Il vicecaporedattore del quotidiano Il Centro, Giustino Parisse, che a Onna ha perso due figli adolescenti e un genitore, ha avvicinato per qualche minuto Benedetto XVI: «Sono di Onna, volevo farglielo sapere. Sono felice che lei sia qui» ha detto al Papa. Subito dopo, si è avvicinata anche una donna con un neonato in braccio: «Non lo abbiamo ancora battezzato», dice indicando il bimbo. Il Papa le ha chiesto: «Come si chiamerà?». La mamma: «Simone». Benedetto XVI si è quindi rivolto a tutti gli sfollati della tendopoli di Onna: «Vorrei abbracciarvi tutti».

I discepoli di Emmaus

È sempre a Onna che il Papa ha ricordato il Vangelo. Ovvero, ha detto ai terremotati che in qualche modo si trovano a essere «nello stesso stato d’animo dei due discepoli di Emmaus di cui parla l’evangelista Luca: dopo l’evento tragico della croce, rientravano a casa delusi e amareggiati, per la fine di Gesù; ma, lungo la strada, Egli si accostò e si mise a conversare con loro». Fu quello Sconosciuto a riaccendere «in loro quell’ardore e quella fiducia che l’esperienza del Calvario aveva spento».
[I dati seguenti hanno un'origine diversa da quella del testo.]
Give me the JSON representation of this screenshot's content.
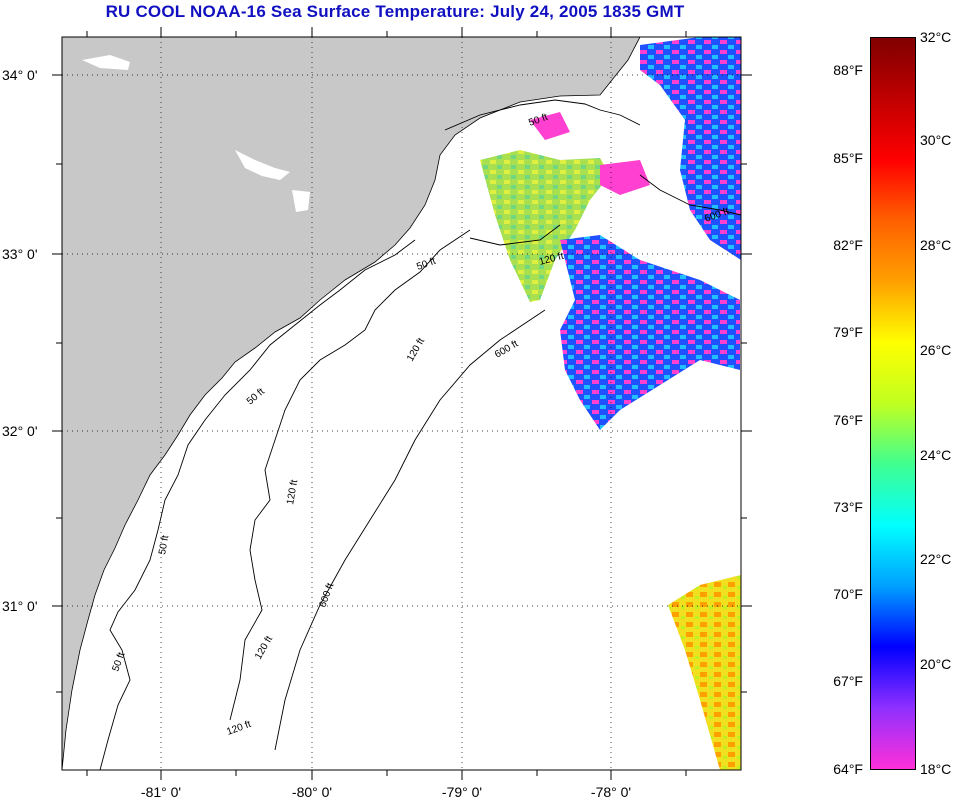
{
  "title": "RU COOL  NOAA-16  Sea Surface Temperature:  July 24, 2005 1835 GMT",
  "map": {
    "latitude_labels": [
      "34° 0'",
      "33° 0'",
      "32° 0'",
      "31° 0'"
    ],
    "longitude_labels": [
      "-81° 0'",
      "-80° 0'",
      "-79° 0'",
      "-78° 0'"
    ],
    "contour_labels": [
      "50 ft",
      "50 ft",
      "50 ft",
      "50 ft",
      "50 ft",
      "120 ft",
      "120 ft",
      "120 ft",
      "120 ft",
      "120 ft",
      "600 ft",
      "600 ft",
      "600 ft"
    ],
    "land_color": "#c8c8c8",
    "ocean_color": "#ffffff"
  },
  "colorbar": {
    "fahrenheit_labels": [
      "88°F",
      "85°F",
      "82°F",
      "79°F",
      "76°F",
      "73°F",
      "70°F",
      "67°F",
      "64°F"
    ],
    "celsius_labels": [
      "32°C",
      "30°C",
      "28°C",
      "26°C",
      "24°C",
      "22°C",
      "20°C",
      "18°C"
    ],
    "colors": [
      "#ff30d8",
      "#9030ff",
      "#0000ff",
      "#00a0ff",
      "#00ffff",
      "#40ff90",
      "#c0ff20",
      "#ffff00",
      "#ffa000",
      "#ff6000",
      "#ff0000",
      "#c00000",
      "#800000"
    ]
  }
}
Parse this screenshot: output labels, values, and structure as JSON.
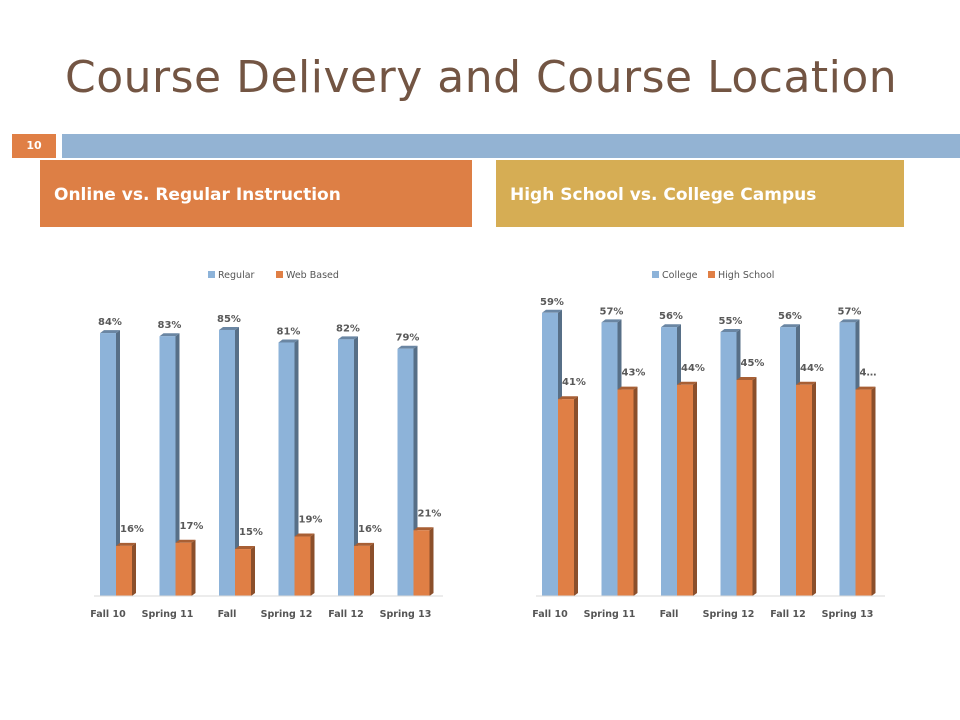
{
  "slide": {
    "title": "Course Delivery and Course Location",
    "number": "10"
  },
  "headers": {
    "left": "Online vs. Regular Instruction",
    "right": "High School vs. College Campus"
  },
  "colors": {
    "title": "#735543",
    "accent_orange": "#dd7f45",
    "accent_gold": "#d6ad54",
    "bar_blue": "#93b3d3",
    "series_blue": "#8db3d9",
    "series_orange": "#e07f45"
  },
  "chart_data": [
    {
      "type": "bar",
      "title": "",
      "categories": [
        "Fall 10",
        "Spring 11",
        "Fall",
        "Spring 12",
        "Fall 12",
        "Spring 13"
      ],
      "series": [
        {
          "name": "Regular",
          "values": [
            84,
            83,
            85,
            81,
            82,
            79
          ],
          "labels": [
            "84%",
            "83%",
            "85%",
            "81%",
            "82%",
            "79%"
          ]
        },
        {
          "name": "Web Based",
          "values": [
            16,
            17,
            15,
            19,
            16,
            21
          ],
          "labels": [
            "16%",
            "17%",
            "15%",
            "19%",
            "16%",
            "21%"
          ]
        }
      ],
      "ylim": [
        0,
        100
      ],
      "legend": "top-center",
      "grid": false,
      "style": "3d-column"
    },
    {
      "type": "bar",
      "title": "",
      "categories": [
        "Fall 10",
        "Spring 11",
        "Fall",
        "Spring 12",
        "Fall 12",
        "Spring 13"
      ],
      "series": [
        {
          "name": "College",
          "values": [
            59,
            57,
            56,
            55,
            56,
            57
          ],
          "labels": [
            "59%",
            "57%",
            "56%",
            "55%",
            "56%",
            "57%"
          ]
        },
        {
          "name": "High School",
          "values": [
            41,
            43,
            44,
            45,
            44,
            43
          ],
          "labels": [
            "41%",
            "43%",
            "44%",
            "45%",
            "44%",
            "4…"
          ]
        }
      ],
      "ylim": [
        0,
        60
      ],
      "legend": "top-center",
      "grid": false,
      "style": "3d-column"
    }
  ]
}
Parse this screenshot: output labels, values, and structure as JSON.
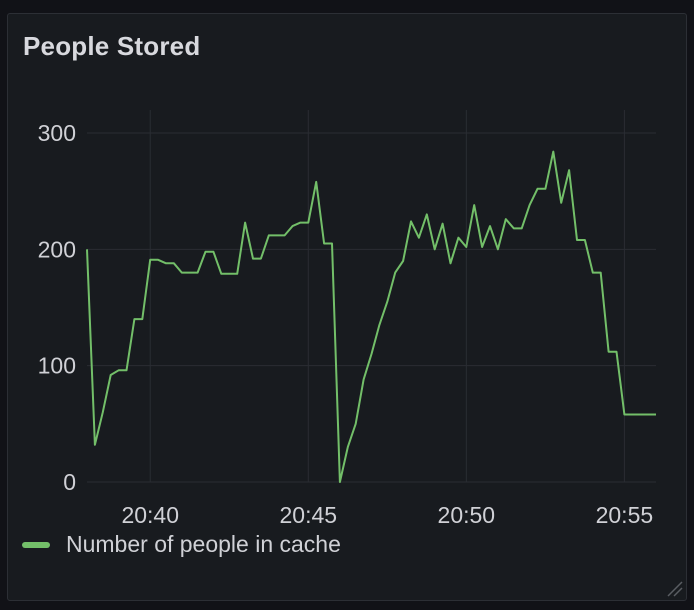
{
  "panel": {
    "title": "People Stored"
  },
  "colors": {
    "series": "#73bf69",
    "grid": "#2a2d33"
  },
  "chart_data": {
    "type": "line",
    "title": "People Stored",
    "xlabel": "",
    "ylabel": "",
    "ylim": [
      0,
      300
    ],
    "xlim": [
      "20:38",
      "20:56"
    ],
    "yticks": [
      "0",
      "100",
      "200",
      "300"
    ],
    "xticks": [
      "20:40",
      "20:45",
      "20:50",
      "20:55"
    ],
    "grid": true,
    "legend_placement": "bottom-left",
    "series": [
      {
        "name": "Number of people in cache",
        "x": [
          "20:38:00",
          "20:38:15",
          "20:38:30",
          "20:38:45",
          "20:39:00",
          "20:39:15",
          "20:39:30",
          "20:39:45",
          "20:40:00",
          "20:40:15",
          "20:40:30",
          "20:40:45",
          "20:41:00",
          "20:41:15",
          "20:41:30",
          "20:41:45",
          "20:42:00",
          "20:42:15",
          "20:42:30",
          "20:42:45",
          "20:43:00",
          "20:43:15",
          "20:43:30",
          "20:43:45",
          "20:44:00",
          "20:44:15",
          "20:44:30",
          "20:44:45",
          "20:45:00",
          "20:45:15",
          "20:45:30",
          "20:45:45",
          "20:46:00",
          "20:46:15",
          "20:46:30",
          "20:46:45",
          "20:47:00",
          "20:47:15",
          "20:47:30",
          "20:47:45",
          "20:48:00",
          "20:48:15",
          "20:48:30",
          "20:48:45",
          "20:49:00",
          "20:49:15",
          "20:49:30",
          "20:49:45",
          "20:50:00",
          "20:50:15",
          "20:50:30",
          "20:50:45",
          "20:51:00",
          "20:51:15",
          "20:51:30",
          "20:51:45",
          "20:52:00",
          "20:52:15",
          "20:52:30",
          "20:52:45",
          "20:53:00",
          "20:53:15",
          "20:53:30",
          "20:53:45",
          "20:54:00",
          "20:54:15",
          "20:54:30",
          "20:54:45",
          "20:55:00",
          "20:55:15",
          "20:55:30",
          "20:55:45",
          "20:56:00"
        ],
        "values": [
          200,
          32,
          60,
          92,
          96,
          96,
          140,
          140,
          191,
          191,
          188,
          188,
          180,
          180,
          180,
          198,
          198,
          179,
          179,
          179,
          223,
          192,
          192,
          212,
          212,
          212,
          220,
          223,
          223,
          258,
          205,
          205,
          0,
          30,
          50,
          88,
          110,
          135,
          155,
          180,
          190,
          224,
          210,
          230,
          200,
          222,
          188,
          210,
          202,
          238,
          202,
          220,
          200,
          226,
          218,
          218,
          238,
          252,
          252,
          284,
          240,
          268,
          208,
          208,
          180,
          180,
          112,
          112,
          58,
          58,
          58,
          58,
          58
        ]
      }
    ]
  }
}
«I vostri morti sono vivi»

Benedetto XVI ha ricordato anche uno dei motivi della sua presenza in Abruzzo: «Il Papa - ha detto - è qui, oggi, tra voi per dirvi una parola di conforto circa i vostri morti: essi sono vivi in Dio e attendono da voi una testimonianza di coraggio e di speranza. Attendono di veder rinascere questa loro terra».

In Suv da Celestino V

Dopo Onna, Collemaggio. Ancora in macchina. Ma non sulla papamobile. Bensì sul Suv di Bertolaso. Quest’ultimo guidava. Il Papa gli sedeva accanto. Poco oltre la porta d’ingresso della basilica di Collemaggio, Benedetto XVI si è inginocchiato davanti all’urna del corpo di Celestino V, il Papa del «gran rifiuto» di dantiana memoria, e ha deposto come omaggio il proprio pallio pontificio.
Ratzinger ha mosso istintivamente un passo verso i cumuli di macerie, ma è stato fermato dal capo della gendarmeria vaticana, Domenico Giani, preoccupato che un’eventuale scossa facesse cadere nuovi detriti. «È peggio di come avevo pensato vedendo in televisione», ha detto prima di uscire dalla basilica. E ancora: qui ho potuto «toccare con mano il cuore ferito di questa città».

Alla Casa dello Studente

Li ha salutati a uno a uno, chinandosi verso di loro per stringerne le mani, ascoltando con attenzione quanto avevano da dirgli. Dopo la sosta alla basilica di Collemaggio, Benedetto XVI ha incontrato in via XX settembre, davanti ai resti della Casa dello Studente crollata durante il sisma, dodici studenti, sei ragazzi e sei ragazze, tutti residenti nel centro storico, alcuni proprio nella Casa. Uno studente di ingegneria si è avvicinato a Ratzinger: «Uno studente per costruire bene le case» gli ha detto il Papa.

L’elmetto bianco e giallo

Le parole di Benedetto XVI nella caserma di Coppito hanno profondamente colpito il sottosegretario Guido Bertolaso, responsabile della Protezione Civile, che è apparso commosso mentre Ratzinger parlava della necessità della solidarietà per far risorgere l’Abruzzo ma anche di un esame di coscienza della comunità civile e della Chiesa. Al termine del discorso, il Papa ha deposto una rosa d’oro ai piedi della Vergine della Croce portata a Coppito dal santuario di Roio. Scendendo i gradini del palco è poi inciampato nell’orlo della sua veste bianca, senza tuttavia perdere l’equilibrio, anche grazie all’aiuto dei suoi collaboratori che gli erano accanto.
Sempre a Coppito un episodio curioso. Benedetto XVI ha indossato l’elmetto bianco e giallo dei Vigili del Fuoco. Dopo la recita del Regina Coeli, Ratzinger ha salutato le autorità e una rappresentanza di militari impegnati nell’area del terremoto. Un vigile del fuoco gli ha consegnato l’elmetto e il Papa l’ha messo in testa. Quindi, sempre in auto, è ripartito alla volta del Vaticano.